3.5. Other Trisomies
The craniofacial skeleton in Trisomy 18 and 13 and Triploidy has been studied and it was shown that the developmental deviations are completely different in these trisomies. This indicates an early and specific interrelationship between genotype and phenotype.
3.6. Meckel Syndrome
In Meckel syndrome, deviations are seen in the occipital region and sella turcica.
3.7. Orofacial Clefts
The nasal bone is short in cleft lip, but not in cleft palate and combined cleft lip and palate. The sella turcica deviates especially in combined cleft lip and palate. Abnormal findings were seen in the cranial base/sella turcica and the nasal bone/maxilla.
3.8. Cranial Encephalocele
Different malformations are observed in bones in different types of cranial encephaloceles. Interestingly, the same type of malformation occurs in the sella turcica/pituitary gland region in different types of encephalocele.
3.9. Preliminary Conclusion
A general conclusion from craniofacial studies in the foetal period is that an association exists between the development of the cranium and the body axis/cervical spine and between the cranium and the central and peripheral nervous systems (CNS/PNS). This is not surprising as studies on the early gastrulation in the embryonic period have shown an axial midline structure in the body, the primitive streak [53], which will later involve the notochord and the head formation. The rostral extent of the notochord appears in the posterior wall of the sella turcica [54].
Concerning cranial development, the main conclusion is that different regions of the cranium are malformed in different genotypes. These cranial regions are called fields. In order to understand these fields, we need to turn to experimental studies on animals.
3.10. Developmental Fields
Experimental studies performed by Le Douarin et al. [28, 55] on animal tissue have revolutionized the embryological understanding of the craniofacial development. In these studies the neural crest cells from different specific regions were labelled and the authors discovered that cells from different regions on the neural tube migrate to different specific parts of the cranial face and dentition, thus forming different developmental fields.

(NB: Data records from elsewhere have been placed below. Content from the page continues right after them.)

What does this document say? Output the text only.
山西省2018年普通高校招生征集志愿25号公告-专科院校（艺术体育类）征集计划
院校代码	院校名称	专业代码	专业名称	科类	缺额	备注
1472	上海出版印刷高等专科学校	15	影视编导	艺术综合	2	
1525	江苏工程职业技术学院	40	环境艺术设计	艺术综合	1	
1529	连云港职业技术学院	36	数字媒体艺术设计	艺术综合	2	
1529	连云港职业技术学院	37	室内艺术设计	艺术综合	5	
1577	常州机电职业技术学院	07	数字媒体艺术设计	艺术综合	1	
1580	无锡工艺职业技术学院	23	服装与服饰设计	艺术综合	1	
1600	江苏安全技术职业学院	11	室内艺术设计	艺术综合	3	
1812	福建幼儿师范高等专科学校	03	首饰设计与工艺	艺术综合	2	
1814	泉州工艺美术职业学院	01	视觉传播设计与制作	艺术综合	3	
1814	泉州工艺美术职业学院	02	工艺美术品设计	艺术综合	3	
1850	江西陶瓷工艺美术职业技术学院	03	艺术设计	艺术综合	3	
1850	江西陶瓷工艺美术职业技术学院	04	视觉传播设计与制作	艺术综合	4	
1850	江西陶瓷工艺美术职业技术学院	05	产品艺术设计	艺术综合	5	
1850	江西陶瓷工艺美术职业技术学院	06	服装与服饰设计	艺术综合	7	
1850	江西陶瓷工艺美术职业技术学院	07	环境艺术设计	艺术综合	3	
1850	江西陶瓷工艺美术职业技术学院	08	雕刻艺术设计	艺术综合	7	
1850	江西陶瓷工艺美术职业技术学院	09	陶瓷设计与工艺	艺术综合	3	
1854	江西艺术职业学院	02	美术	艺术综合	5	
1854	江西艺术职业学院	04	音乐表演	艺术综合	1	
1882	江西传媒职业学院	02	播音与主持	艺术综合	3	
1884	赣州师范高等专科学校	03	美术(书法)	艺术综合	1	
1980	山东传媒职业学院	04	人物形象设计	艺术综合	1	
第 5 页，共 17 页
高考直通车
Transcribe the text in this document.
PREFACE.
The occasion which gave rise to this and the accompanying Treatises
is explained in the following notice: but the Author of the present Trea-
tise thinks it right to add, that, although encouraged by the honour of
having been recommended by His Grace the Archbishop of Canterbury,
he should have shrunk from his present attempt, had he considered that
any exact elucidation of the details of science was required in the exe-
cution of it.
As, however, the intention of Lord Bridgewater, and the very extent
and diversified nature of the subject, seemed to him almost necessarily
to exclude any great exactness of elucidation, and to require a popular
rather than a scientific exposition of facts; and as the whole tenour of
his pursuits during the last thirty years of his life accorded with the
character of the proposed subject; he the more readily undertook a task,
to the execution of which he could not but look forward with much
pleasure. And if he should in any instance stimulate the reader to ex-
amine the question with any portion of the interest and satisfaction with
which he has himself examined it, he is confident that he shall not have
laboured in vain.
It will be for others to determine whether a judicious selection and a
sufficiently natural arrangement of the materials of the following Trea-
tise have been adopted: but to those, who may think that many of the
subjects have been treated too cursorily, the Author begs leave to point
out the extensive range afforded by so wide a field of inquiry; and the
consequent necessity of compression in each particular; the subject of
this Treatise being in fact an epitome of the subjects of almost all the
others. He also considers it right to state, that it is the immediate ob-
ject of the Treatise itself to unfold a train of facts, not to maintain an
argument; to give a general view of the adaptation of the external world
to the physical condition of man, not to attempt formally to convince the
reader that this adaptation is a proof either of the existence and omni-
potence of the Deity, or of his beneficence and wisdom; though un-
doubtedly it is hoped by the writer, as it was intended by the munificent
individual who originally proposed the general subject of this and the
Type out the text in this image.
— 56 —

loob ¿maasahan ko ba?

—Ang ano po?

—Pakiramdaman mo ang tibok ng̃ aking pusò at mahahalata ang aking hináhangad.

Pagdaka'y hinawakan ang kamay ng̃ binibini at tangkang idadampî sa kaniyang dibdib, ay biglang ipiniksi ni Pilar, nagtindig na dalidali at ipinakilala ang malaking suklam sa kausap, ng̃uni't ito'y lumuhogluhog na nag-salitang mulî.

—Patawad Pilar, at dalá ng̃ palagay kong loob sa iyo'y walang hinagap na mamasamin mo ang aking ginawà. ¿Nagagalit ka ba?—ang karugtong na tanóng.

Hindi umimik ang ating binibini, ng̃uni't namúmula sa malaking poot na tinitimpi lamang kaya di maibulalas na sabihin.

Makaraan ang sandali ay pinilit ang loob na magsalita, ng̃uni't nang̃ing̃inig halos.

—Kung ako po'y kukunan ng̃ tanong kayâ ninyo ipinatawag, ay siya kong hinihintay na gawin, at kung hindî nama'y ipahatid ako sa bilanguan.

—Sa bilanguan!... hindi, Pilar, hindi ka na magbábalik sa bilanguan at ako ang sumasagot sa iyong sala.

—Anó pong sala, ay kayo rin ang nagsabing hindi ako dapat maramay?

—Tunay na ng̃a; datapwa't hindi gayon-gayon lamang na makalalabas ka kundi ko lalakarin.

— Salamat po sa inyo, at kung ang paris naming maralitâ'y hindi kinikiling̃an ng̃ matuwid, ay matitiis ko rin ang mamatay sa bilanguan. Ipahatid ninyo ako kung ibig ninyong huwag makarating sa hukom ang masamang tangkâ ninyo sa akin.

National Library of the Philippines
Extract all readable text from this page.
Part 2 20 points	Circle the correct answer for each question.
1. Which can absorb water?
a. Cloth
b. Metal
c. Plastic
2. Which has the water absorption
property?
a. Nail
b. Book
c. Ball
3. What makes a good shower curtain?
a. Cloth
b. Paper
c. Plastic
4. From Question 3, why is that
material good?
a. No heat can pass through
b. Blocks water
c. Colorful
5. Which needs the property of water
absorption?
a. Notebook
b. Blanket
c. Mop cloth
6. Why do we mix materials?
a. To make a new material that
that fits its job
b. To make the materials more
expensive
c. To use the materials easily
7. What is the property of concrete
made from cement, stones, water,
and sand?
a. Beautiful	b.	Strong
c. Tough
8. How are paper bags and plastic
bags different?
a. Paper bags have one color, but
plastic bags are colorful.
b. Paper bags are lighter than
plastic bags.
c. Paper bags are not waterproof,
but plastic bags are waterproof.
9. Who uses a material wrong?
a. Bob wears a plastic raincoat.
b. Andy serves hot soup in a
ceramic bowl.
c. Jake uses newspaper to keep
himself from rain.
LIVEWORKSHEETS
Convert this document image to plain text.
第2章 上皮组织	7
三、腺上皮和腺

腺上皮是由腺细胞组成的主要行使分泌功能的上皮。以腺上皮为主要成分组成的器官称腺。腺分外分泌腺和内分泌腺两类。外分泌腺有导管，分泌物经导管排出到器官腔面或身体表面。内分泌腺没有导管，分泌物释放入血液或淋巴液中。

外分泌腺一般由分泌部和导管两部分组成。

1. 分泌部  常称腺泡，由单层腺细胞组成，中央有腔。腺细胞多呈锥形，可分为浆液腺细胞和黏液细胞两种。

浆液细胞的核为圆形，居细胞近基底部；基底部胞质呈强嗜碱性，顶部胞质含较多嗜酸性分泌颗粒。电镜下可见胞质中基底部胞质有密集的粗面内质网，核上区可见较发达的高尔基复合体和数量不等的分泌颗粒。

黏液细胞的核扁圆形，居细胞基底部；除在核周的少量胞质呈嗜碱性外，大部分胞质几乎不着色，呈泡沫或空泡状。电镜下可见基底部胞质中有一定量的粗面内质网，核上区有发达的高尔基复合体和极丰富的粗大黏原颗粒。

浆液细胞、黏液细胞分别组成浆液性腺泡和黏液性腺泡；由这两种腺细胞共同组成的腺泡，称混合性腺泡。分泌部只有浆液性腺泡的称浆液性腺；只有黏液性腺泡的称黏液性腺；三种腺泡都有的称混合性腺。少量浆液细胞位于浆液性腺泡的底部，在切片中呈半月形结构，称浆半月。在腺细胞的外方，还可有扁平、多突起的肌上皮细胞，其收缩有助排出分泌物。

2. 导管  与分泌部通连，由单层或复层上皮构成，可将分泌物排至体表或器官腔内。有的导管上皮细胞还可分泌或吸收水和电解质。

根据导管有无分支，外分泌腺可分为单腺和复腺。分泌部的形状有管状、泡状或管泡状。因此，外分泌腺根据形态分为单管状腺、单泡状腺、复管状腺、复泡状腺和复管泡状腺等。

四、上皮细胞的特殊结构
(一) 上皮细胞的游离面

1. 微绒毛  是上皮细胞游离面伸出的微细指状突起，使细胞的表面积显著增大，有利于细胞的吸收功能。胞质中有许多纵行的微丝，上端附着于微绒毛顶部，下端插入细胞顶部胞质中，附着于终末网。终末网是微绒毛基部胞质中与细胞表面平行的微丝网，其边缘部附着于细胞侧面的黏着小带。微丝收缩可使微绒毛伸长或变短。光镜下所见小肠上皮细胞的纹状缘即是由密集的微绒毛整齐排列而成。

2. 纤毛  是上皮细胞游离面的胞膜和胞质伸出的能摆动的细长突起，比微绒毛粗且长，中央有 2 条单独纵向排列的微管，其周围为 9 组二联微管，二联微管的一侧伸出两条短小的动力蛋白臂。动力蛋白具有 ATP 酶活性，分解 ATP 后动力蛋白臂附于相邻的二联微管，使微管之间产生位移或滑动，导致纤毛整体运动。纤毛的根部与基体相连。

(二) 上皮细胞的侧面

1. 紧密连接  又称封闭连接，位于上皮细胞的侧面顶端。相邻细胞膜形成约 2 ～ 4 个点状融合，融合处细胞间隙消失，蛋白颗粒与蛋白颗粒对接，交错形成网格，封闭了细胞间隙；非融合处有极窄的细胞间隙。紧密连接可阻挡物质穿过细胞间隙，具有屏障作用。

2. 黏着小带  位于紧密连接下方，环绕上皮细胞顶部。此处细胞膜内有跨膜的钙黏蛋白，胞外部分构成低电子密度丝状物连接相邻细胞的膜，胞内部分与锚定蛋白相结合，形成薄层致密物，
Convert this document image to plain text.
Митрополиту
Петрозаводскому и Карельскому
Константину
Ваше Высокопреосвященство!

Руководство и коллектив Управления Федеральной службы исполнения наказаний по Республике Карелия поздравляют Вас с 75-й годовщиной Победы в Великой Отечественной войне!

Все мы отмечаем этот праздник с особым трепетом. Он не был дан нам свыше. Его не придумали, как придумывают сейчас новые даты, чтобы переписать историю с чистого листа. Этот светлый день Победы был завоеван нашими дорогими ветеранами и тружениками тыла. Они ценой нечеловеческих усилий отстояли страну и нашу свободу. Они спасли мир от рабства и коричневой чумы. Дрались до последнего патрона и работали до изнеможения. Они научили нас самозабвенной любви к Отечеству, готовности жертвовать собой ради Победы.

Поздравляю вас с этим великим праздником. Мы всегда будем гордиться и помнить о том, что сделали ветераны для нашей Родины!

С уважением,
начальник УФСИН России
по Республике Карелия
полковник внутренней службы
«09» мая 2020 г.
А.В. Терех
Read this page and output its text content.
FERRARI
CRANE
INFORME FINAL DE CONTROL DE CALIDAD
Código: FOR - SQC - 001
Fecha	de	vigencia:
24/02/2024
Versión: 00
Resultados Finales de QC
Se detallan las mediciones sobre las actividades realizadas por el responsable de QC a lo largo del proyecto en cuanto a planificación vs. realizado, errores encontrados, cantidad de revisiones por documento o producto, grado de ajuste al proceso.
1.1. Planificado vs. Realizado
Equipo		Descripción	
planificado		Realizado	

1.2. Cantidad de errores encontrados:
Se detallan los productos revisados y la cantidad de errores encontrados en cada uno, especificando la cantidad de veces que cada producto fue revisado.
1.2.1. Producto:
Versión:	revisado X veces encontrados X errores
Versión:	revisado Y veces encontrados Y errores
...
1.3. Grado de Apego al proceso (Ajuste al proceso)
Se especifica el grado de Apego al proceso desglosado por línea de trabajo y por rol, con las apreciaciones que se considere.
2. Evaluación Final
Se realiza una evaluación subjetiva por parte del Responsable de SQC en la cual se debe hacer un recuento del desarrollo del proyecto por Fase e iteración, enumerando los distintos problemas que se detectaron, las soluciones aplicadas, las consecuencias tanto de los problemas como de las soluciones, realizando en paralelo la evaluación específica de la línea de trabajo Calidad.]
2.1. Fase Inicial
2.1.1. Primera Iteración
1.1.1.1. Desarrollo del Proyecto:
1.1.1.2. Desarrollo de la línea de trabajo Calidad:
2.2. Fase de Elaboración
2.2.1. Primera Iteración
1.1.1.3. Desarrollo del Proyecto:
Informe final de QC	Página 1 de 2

In order to understand the human craniofacial development, it is necessary to combine morphological human studies with knowledge acquired through experimental studies regarding cell migration. Such combination studies have led to insight into developmental fields in humans [5, 7]. The developmental fields in the human cranium are illustrated in Figures 1 and 2 and in the dentition in Figures 3 and 4.
Spranger et al. [1] defined a developmental field as “A region or part of an embryo which responds as a coordinated unit to embryonic interaction and results in complex or multiple anatomical structures. An instrinsic, nondisruptive disturbance of a developmental field will lead to a field defect” [1]. The developmental fields in the maxilla described in the present paper are the frontonasal field, the maxillary field, and the palatal field. These three bilateral fields arise from different regions on the neural crest and have three different main nerve supplies: nervus nasopalatinus, nervus maxillaris, and nervus palatines, respectively [56]. Three similar developmental fields exist in the mandible, innervated by different nerve branches, which are connected during development and mandibular growth in the bundle of peripheral nerves named the inferior alveolar nerve [57]. The interrelationship between the central and peripheral nervous systems has been studied intensively in human foetal pathological studies [58].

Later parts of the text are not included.